Santral çevreye verdiği zararın dışında sosyal ve kültürel dokuya ne kadar zarar verecek?

               AKKUYU RUSYA’NIN NÜKLEER VİLAYETİ Mİ OLACAK?

      Uçak krizinden sonra, yatırımın canlanması için verilen en önemli ödünlerden biri bölgeye askeri üs statüsü verilerek 2 milyar USD kadar vergi muafiyeti sağlanması olmuştu.Esasen Rusların Akkuyu’daki en stratejik amaçlarından sıcak sulara inerek Doğu Akdenizde gemilerinin gidip gelebileceği bir bahane , bir liman bir üs oluşturmak.

Mevcut anlaşmayla santral sahasındaki her türlü tasarruf, halen %75 hisseye sahip olan şirkete ait. Dolayısıyla tahsis edilen saha içinde Türkiye Cumhuriyetinin egemenlik hakkı yok. Zaten milletvekillerimiz ve mahkeme heyetleri bile özel izinle girebiliyor. Giderek, Adana’daki İncirlik üssü benzeri bir özerkliği olacak. Arkasından imza attığımız bir çok uluslararası anlaşmayı arkadan dolaşmak için hukuksal denetim lafta mı kalacak? Haltan gizlenen anlaşmalar var mı?

               MERSİN’DE İKİ BAŞLI İDARİ YÖNETİM Mİ OLACAK?..

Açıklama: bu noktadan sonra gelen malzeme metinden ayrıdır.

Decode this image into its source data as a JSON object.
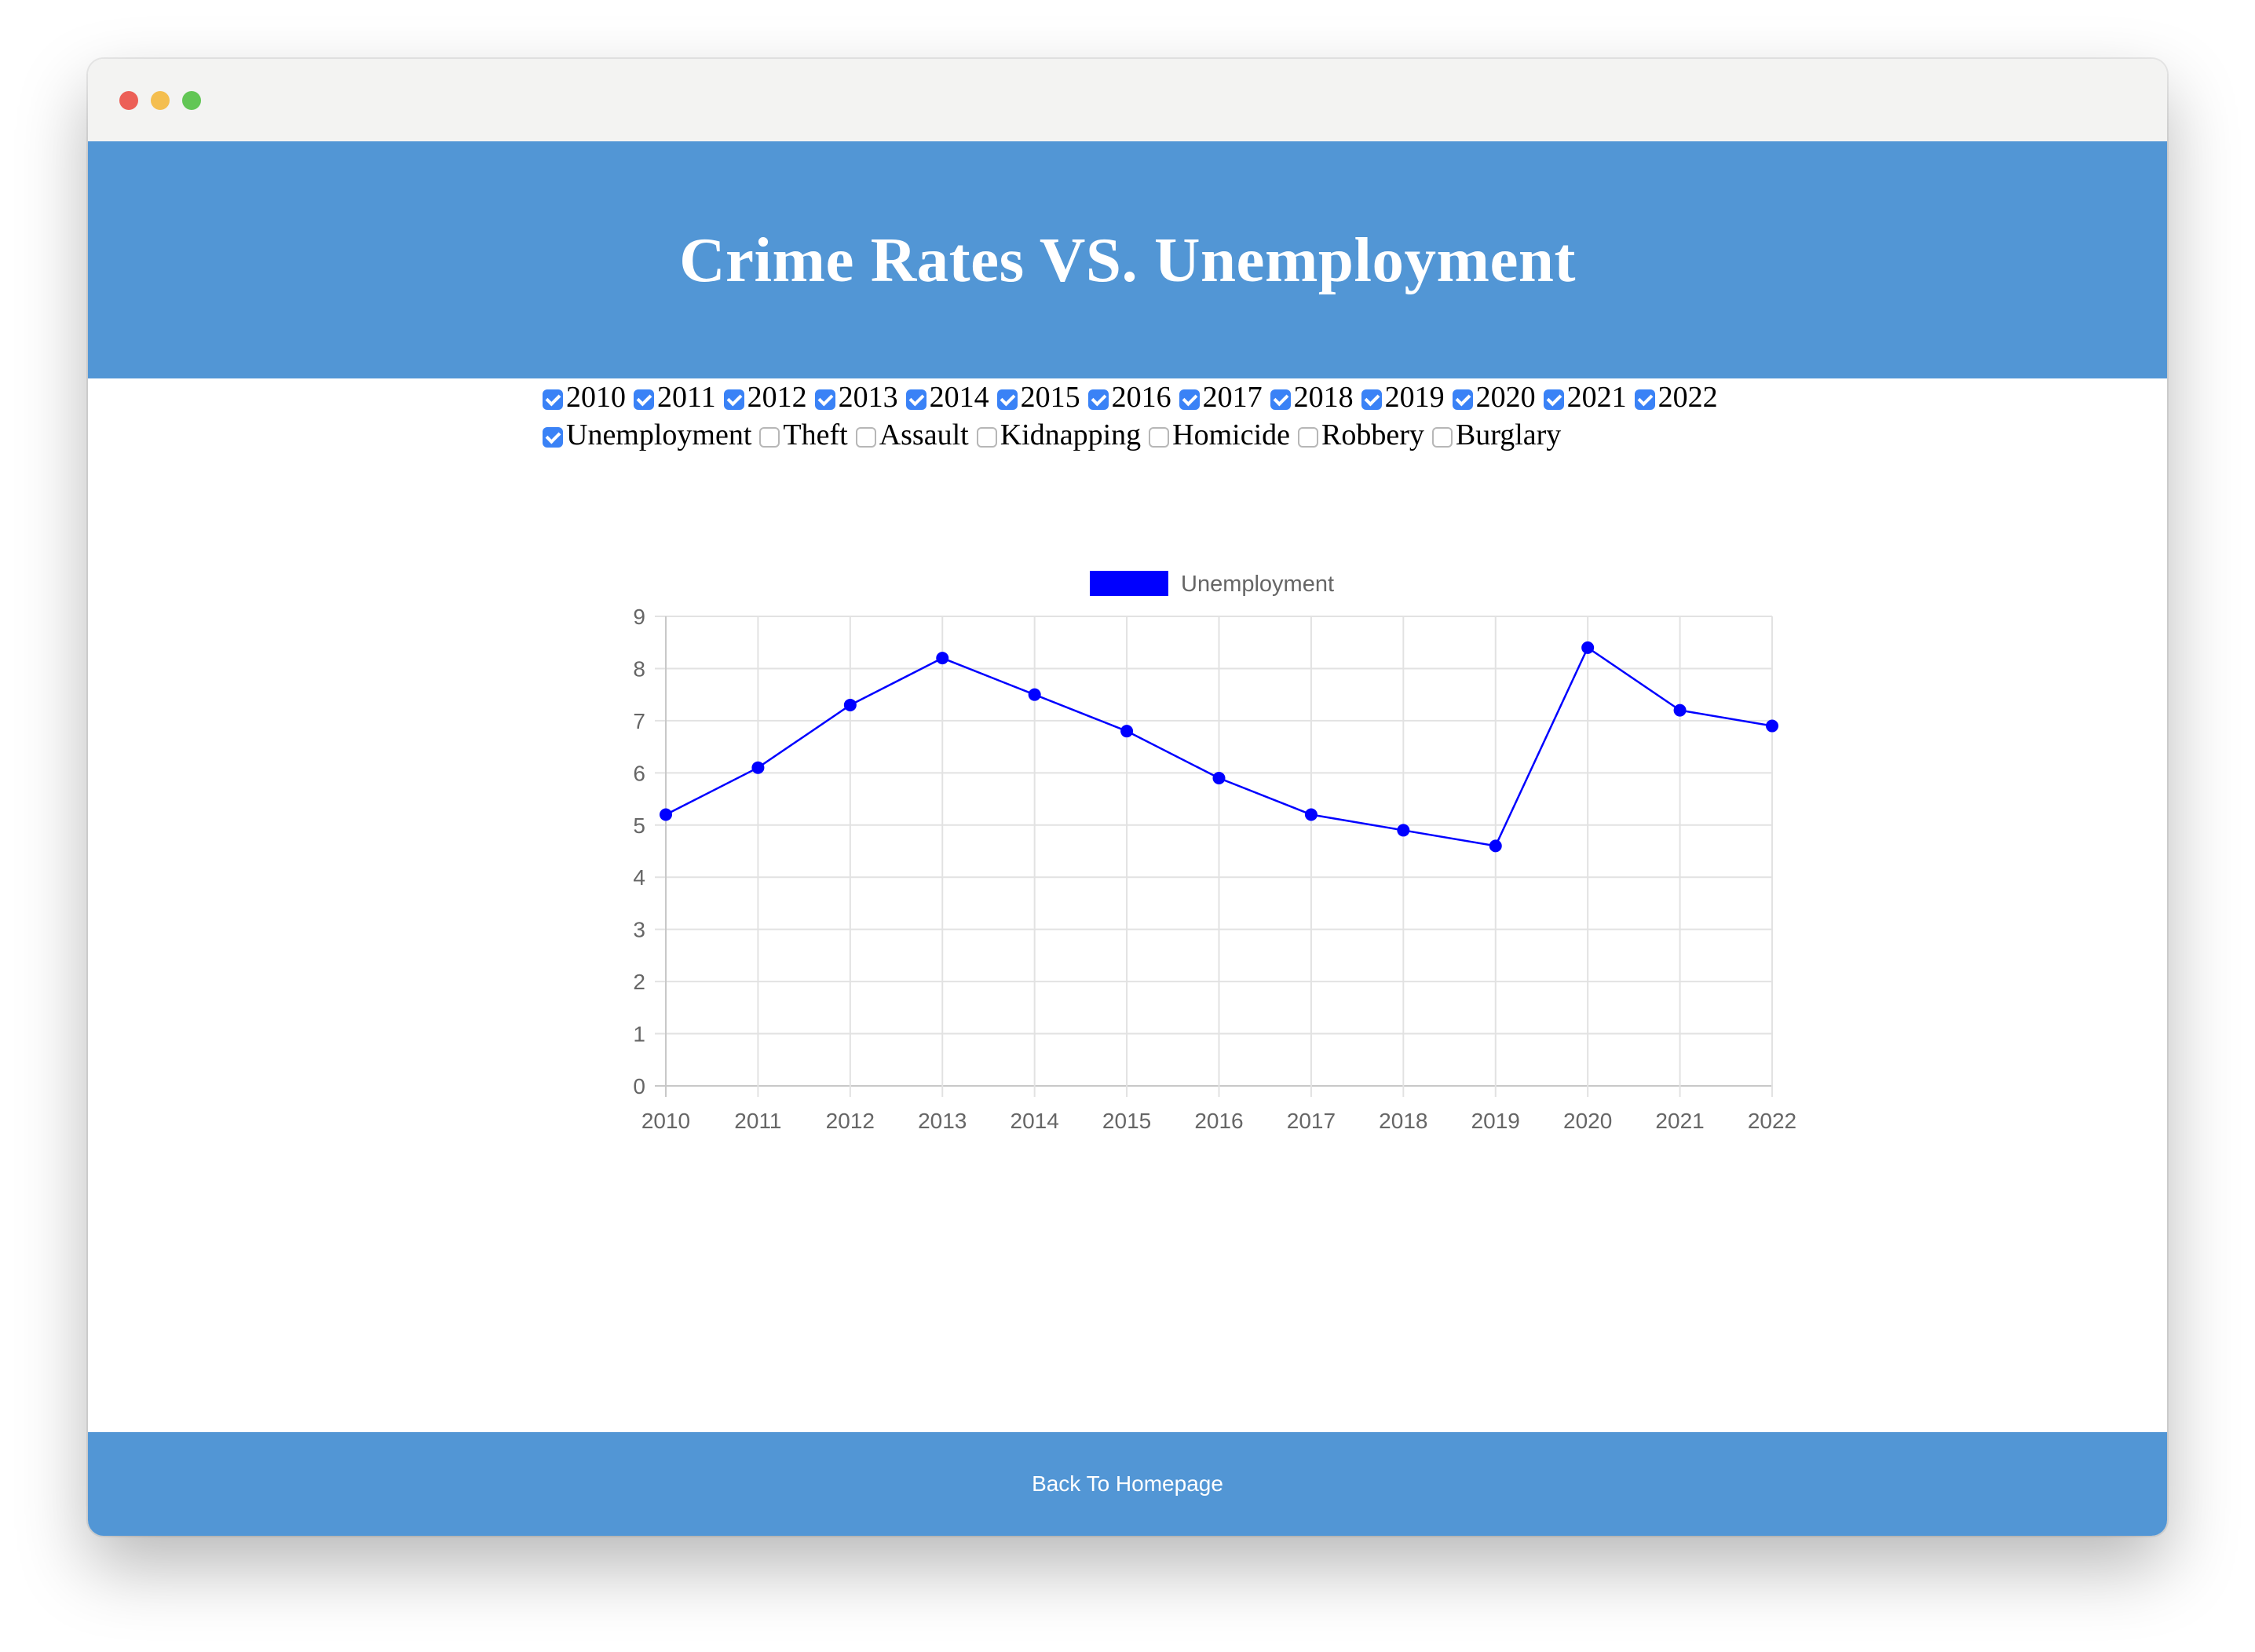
{
  "page": {
    "title": "Crime Rates VS. Unemployment"
  },
  "year_filters": [
    {
      "label": "2010",
      "checked": true
    },
    {
      "label": "2011",
      "checked": true
    },
    {
      "label": "2012",
      "checked": true
    },
    {
      "label": "2013",
      "checked": true
    },
    {
      "label": "2014",
      "checked": true
    },
    {
      "label": "2015",
      "checked": true
    },
    {
      "label": "2016",
      "checked": true
    },
    {
      "label": "2017",
      "checked": true
    },
    {
      "label": "2018",
      "checked": true
    },
    {
      "label": "2019",
      "checked": true
    },
    {
      "label": "2020",
      "checked": true
    },
    {
      "label": "2021",
      "checked": true
    },
    {
      "label": "2022",
      "checked": true
    }
  ],
  "category_filters": [
    {
      "label": "Unemployment",
      "checked": true
    },
    {
      "label": "Theft",
      "checked": false
    },
    {
      "label": "Assault",
      "checked": false
    },
    {
      "label": "Kidnapping",
      "checked": false
    },
    {
      "label": "Homicide",
      "checked": false
    },
    {
      "label": "Robbery",
      "checked": false
    },
    {
      "label": "Burglary",
      "checked": false
    }
  ],
  "chart_data": {
    "type": "line",
    "x": [
      "2010",
      "2011",
      "2012",
      "2013",
      "2014",
      "2015",
      "2016",
      "2017",
      "2018",
      "2019",
      "2020",
      "2021",
      "2022"
    ],
    "series": [
      {
        "name": "Unemployment",
        "color": "#0000ff",
        "values": [
          5.2,
          6.1,
          7.3,
          8.2,
          7.5,
          6.8,
          5.9,
          5.2,
          4.9,
          4.6,
          8.4,
          7.2,
          6.9
        ]
      }
    ],
    "ylim": [
      0,
      9
    ],
    "yticks": [
      "0",
      "1",
      "2",
      "3",
      "4",
      "5",
      "6",
      "7",
      "8",
      "9"
    ],
    "grid": true,
    "legend": "top-center"
  },
  "footer": {
    "link_label": "Back To Homepage"
  }
}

      Mevcut anlaşmalara göre Santral içindeki tüm tasarruflar ve egemenlik hakkı Ruslarda olacağı uçak krizi ile anlaşıldı. İçerideki karadaki ve denizdeki yapım süreçleri ile liman faaliyetlerinin denetimi ve soruşturulması doğal olarak Rusların iznine tabi olacak. Santral dışındaki 30-40 km yarı çaplı alan, hatta Mersin merkezi ekonomik ve idari açıdan dolaylı olarak ister istemez Rus Firmanın hakim olduğu NGS A.Ş nin etki ve nüfuz alanı içinde olacak. Çünkü 20-25 milyar USD bütçeli ve sadece kaydı yurtdışında olan deli para destekli bir yatırım söz konusu. Sahip olduğu devasa işletme bütçesi ve sağlanan ticari ve hukuki avantajlarla ile bölgemizdeki Tcaret ve Sanayi Odaları ile diğer ticari firma ve kuruluşlar üzerinde etkili ve belirleyici olmaması mümkün mü? . Büyükşehir ve Gülnar belediyesinin yasal yetkileri içinde, olumsuz süreçlere müdahale yetkileri zamanla dahada budanacak veya devasa bütçeye sahip, NGS nin ezici maddi olanaklarının etkisi altında mı kalacak?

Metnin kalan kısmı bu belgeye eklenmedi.